Other – more efficient – approaches to accessing data can be used when data updates occur more frequently. These approaches – like server-sent events and Websockets (which are both part of the HTML5 specification), or registering a callback URL (or Webhook) – benefit both the data consumer and the data producer.
The closest thing I can identify to a realtime open data API is one that we built in the City of Philadelphia for flight information from the Philadelphia International Airport. This API uses data from the airport flight information system and is updated every three minutes (about the same frequency as data is updated on the Airport’s website and on flight information displays in the airport terminals). It provides a simple REST API for making standard HTTP calls for data on specific flights, and was also designed with a Websocket endpoint to allow realtime connections.
Another interesting realtime data project from Chicago is ClearStreets (a project of Open City, which has built a number of powerful civic apps for the City of Chicago) that shows the realtime position of plows as they clear the streets after heavy snow.
Even more exciting is the OpenSensors project which is a platform that supports data aggregation from remote sensor networks – the project hosts open data projects at no cost and allows anyone to subscribe to data feeds from these open sensor network projects.

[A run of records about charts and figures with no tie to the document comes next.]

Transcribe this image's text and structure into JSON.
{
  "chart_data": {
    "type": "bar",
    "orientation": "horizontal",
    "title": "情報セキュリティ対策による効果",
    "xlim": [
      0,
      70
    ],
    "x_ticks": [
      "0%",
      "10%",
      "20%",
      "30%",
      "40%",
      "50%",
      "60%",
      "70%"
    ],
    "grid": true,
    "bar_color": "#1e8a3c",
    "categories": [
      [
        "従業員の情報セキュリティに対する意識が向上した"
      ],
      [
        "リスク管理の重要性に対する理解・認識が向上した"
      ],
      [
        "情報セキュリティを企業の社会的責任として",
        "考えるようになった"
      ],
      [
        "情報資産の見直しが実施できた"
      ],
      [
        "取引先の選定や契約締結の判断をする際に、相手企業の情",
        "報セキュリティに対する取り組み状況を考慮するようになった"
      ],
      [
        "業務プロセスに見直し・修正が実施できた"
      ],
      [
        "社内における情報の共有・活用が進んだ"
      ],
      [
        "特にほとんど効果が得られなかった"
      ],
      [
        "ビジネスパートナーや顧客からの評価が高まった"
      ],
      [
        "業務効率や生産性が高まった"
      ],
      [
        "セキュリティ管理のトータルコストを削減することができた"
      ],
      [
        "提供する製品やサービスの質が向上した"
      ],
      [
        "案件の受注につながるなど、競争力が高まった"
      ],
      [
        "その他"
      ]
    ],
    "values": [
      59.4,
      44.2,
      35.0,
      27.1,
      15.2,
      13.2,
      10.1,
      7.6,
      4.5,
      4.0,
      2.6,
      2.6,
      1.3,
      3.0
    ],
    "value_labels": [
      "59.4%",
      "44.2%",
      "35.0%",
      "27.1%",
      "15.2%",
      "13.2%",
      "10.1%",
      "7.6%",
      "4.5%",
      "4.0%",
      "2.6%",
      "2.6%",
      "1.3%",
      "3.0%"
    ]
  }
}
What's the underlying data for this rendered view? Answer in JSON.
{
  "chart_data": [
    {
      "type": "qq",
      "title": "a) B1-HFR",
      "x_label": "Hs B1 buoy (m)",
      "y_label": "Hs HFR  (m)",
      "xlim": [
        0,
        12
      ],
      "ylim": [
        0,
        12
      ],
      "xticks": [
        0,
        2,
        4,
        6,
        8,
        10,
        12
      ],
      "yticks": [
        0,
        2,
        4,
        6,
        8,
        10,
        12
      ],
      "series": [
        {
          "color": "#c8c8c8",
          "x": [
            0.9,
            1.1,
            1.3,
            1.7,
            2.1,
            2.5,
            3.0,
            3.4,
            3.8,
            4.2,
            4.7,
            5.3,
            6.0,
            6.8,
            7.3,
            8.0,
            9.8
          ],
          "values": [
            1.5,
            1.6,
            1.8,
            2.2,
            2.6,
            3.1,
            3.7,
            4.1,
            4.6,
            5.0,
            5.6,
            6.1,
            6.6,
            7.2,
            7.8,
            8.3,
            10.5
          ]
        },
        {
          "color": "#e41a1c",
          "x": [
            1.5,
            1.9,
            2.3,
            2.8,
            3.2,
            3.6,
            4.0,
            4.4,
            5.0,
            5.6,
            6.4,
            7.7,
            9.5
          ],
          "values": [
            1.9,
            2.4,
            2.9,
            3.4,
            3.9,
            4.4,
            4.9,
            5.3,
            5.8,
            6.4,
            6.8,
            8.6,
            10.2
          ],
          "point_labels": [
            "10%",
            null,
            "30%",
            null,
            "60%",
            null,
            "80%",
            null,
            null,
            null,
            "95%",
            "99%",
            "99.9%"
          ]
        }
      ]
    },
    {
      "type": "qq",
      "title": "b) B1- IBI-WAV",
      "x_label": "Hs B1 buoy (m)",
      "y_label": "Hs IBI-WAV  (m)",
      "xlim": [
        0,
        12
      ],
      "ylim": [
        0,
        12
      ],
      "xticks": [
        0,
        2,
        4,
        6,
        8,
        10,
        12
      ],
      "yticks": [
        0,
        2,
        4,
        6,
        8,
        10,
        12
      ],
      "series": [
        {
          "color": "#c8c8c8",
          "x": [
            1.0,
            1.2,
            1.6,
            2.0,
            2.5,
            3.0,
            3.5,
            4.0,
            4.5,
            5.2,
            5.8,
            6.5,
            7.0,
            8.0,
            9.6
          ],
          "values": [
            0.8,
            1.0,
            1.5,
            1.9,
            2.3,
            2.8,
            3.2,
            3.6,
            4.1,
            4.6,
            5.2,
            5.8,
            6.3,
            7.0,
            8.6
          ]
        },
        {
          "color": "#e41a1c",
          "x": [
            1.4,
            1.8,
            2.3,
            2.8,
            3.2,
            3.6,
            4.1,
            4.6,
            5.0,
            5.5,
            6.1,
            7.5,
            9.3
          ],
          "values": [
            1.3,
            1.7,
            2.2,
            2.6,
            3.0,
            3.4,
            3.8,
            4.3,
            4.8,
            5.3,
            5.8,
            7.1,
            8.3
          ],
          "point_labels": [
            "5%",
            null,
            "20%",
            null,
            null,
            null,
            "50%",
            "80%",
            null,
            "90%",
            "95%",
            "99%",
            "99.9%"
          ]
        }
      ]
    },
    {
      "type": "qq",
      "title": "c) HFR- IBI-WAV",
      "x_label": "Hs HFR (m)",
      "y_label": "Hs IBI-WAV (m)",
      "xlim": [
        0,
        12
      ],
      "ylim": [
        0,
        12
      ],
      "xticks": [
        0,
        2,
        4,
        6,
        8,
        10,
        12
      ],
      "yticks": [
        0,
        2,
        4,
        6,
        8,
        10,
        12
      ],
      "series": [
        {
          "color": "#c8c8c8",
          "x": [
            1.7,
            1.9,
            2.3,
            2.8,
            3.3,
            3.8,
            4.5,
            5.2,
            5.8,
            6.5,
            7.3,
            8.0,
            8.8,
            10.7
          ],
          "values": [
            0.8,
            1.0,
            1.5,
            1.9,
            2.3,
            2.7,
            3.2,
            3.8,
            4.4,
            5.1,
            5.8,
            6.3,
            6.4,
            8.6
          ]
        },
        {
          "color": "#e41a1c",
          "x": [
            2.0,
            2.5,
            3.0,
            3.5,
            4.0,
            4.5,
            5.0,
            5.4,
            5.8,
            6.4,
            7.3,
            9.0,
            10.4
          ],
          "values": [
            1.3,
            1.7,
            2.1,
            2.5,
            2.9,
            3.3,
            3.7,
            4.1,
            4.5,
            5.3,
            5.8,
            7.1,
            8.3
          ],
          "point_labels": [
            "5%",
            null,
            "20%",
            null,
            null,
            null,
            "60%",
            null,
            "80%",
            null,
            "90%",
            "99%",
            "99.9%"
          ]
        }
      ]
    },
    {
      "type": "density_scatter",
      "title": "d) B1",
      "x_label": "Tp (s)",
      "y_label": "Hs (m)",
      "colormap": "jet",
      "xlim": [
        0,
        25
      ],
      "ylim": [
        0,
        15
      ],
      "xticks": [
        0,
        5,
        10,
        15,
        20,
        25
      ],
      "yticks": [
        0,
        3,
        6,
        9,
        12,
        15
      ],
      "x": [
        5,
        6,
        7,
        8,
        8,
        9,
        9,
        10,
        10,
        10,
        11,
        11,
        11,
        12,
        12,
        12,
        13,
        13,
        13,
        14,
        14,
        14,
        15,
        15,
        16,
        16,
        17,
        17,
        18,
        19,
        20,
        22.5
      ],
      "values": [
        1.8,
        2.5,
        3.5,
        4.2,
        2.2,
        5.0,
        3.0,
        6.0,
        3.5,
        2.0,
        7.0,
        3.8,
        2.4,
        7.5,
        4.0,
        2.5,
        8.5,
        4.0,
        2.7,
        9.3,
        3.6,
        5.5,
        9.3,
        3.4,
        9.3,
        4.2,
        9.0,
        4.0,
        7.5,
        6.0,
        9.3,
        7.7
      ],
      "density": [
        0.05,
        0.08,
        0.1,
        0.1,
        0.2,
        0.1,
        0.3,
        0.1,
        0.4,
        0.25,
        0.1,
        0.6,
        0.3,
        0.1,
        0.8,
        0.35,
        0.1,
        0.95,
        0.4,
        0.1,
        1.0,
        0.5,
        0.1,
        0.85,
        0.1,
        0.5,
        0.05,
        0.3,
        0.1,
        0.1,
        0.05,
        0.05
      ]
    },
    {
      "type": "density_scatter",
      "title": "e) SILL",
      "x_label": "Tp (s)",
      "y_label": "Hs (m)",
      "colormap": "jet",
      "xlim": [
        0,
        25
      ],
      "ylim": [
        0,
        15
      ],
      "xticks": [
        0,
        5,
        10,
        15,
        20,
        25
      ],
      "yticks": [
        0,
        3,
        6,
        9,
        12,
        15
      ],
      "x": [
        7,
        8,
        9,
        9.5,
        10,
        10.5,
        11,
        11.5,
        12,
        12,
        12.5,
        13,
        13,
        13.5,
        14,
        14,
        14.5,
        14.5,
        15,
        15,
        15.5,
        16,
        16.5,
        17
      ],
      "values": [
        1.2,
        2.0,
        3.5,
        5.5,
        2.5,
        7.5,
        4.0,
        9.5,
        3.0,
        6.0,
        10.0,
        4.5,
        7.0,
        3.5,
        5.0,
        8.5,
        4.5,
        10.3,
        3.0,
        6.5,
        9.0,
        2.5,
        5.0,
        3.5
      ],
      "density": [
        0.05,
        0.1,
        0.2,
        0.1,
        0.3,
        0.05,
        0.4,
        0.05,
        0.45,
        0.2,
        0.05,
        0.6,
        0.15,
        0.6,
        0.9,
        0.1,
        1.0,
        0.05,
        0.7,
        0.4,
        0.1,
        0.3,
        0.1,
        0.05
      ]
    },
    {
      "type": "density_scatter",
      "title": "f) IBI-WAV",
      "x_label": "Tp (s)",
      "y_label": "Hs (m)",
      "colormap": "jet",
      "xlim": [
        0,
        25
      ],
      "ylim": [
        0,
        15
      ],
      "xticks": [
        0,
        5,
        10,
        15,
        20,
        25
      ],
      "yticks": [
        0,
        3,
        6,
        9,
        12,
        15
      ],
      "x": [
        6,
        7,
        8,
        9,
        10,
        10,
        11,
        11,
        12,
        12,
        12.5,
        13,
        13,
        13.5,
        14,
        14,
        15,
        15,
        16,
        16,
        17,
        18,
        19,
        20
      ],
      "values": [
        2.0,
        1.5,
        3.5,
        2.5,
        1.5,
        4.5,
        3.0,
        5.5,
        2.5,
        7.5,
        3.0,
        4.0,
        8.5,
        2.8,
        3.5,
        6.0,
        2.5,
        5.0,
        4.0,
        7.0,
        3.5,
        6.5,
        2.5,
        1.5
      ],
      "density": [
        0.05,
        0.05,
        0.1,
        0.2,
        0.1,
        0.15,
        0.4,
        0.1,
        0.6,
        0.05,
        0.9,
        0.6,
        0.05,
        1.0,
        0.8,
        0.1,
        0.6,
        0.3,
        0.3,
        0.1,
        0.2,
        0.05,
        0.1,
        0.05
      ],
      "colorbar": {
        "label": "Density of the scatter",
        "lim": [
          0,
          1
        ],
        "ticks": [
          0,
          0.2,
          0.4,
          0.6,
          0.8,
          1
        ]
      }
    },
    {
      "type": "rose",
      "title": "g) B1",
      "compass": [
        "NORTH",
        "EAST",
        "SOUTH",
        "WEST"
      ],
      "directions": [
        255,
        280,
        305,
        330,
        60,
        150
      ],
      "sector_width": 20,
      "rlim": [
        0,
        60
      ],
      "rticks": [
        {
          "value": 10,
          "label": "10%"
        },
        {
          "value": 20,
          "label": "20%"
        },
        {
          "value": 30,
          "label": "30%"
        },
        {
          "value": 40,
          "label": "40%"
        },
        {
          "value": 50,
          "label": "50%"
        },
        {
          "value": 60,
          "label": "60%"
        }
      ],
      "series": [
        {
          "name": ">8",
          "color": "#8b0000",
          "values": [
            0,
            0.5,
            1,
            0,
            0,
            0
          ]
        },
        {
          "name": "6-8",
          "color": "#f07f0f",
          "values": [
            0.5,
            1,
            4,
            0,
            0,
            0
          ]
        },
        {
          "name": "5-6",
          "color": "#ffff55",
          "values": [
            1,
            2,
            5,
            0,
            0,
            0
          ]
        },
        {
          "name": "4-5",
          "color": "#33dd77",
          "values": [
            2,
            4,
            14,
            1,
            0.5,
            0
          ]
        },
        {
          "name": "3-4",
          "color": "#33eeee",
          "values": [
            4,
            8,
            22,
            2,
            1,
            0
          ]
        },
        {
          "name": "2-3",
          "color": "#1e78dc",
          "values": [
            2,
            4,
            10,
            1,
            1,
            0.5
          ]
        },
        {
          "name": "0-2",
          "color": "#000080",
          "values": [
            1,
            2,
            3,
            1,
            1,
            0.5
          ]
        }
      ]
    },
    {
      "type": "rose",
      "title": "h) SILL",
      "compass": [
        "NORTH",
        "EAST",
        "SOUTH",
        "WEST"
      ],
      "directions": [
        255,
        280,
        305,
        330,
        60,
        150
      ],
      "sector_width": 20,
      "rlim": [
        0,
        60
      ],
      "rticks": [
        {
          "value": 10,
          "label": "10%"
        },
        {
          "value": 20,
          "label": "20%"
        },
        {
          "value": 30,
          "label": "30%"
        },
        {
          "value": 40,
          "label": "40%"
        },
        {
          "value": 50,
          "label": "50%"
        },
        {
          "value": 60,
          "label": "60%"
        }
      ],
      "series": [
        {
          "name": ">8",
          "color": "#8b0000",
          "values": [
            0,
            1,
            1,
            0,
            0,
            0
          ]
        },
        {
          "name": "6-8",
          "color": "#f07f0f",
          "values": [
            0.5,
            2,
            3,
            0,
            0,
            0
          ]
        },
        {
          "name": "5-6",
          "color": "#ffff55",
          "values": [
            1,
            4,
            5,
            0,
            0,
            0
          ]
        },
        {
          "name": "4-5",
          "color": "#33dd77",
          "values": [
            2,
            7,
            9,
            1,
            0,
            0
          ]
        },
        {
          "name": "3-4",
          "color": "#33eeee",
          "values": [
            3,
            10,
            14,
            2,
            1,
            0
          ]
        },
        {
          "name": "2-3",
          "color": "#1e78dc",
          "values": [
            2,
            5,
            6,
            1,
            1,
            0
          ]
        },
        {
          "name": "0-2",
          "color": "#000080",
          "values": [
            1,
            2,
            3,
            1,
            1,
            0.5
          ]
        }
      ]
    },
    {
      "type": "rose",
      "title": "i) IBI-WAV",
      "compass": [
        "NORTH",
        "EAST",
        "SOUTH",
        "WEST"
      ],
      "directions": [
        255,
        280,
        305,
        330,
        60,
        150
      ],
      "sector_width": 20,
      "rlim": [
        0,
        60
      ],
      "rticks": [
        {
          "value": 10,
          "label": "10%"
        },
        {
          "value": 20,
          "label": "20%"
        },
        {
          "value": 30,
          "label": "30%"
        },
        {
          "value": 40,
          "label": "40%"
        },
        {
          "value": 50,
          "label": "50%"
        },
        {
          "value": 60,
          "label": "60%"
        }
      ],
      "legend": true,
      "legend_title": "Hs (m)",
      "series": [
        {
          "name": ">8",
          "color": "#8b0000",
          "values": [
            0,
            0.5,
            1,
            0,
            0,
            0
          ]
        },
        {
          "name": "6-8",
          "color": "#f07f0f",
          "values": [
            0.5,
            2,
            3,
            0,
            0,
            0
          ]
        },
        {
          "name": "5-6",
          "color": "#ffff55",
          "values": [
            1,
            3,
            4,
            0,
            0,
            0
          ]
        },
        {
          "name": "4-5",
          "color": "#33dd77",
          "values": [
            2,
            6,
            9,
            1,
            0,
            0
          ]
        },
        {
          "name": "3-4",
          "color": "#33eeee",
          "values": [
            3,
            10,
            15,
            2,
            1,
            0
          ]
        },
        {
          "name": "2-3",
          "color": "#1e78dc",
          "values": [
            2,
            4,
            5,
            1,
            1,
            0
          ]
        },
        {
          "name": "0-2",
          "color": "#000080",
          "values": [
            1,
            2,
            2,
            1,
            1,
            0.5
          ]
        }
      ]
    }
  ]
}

I think these examples show how municipal open data portals can more in the direction of supporting realtime data, and – perhaps more importantly – how governments can begin to understand the coming importance of providing ways for data consumers to use realtime methods for accessing data.
It can be tempting to think of the need for realtime data as being closely coupled with the use of sensors. But even in places where sensor networks are not yet built out (or even planned), there are lots of opportunities for open data to become closer to realtime.
Crime incidents, parking citations, 311 service requests, road closures, permit and license issuance – these are all activities that occur every hour of every day as a part of municipal operations. And yet the data that is generated by these activities is still largely consumed through open data portals in a fashion that best fits data which is updated only periodically.
Wouldn’t it be useful if data consumers could subscribe to a specific topic or channel (like Service Requests or Building Permits) for a specific neighborhood, register a callback URL and then receive a push of JSON representing the specific event when it occurred? No more wasteful polling for changes that consume resources on both the client and data portal side – just send me information on an event I care about when it occurs.
In some instances, the barriers to moving toward making more realtime data available from governments is related to technology – some legacy systems may not make it practical to expose data in this way. But as cities start producing more and more data – particularly as remote sensor networks become more common – the demand for ways to consume data in more appropriate ways will increase.
Will municipal open data portals be able to keep up with this demand? We’ll see.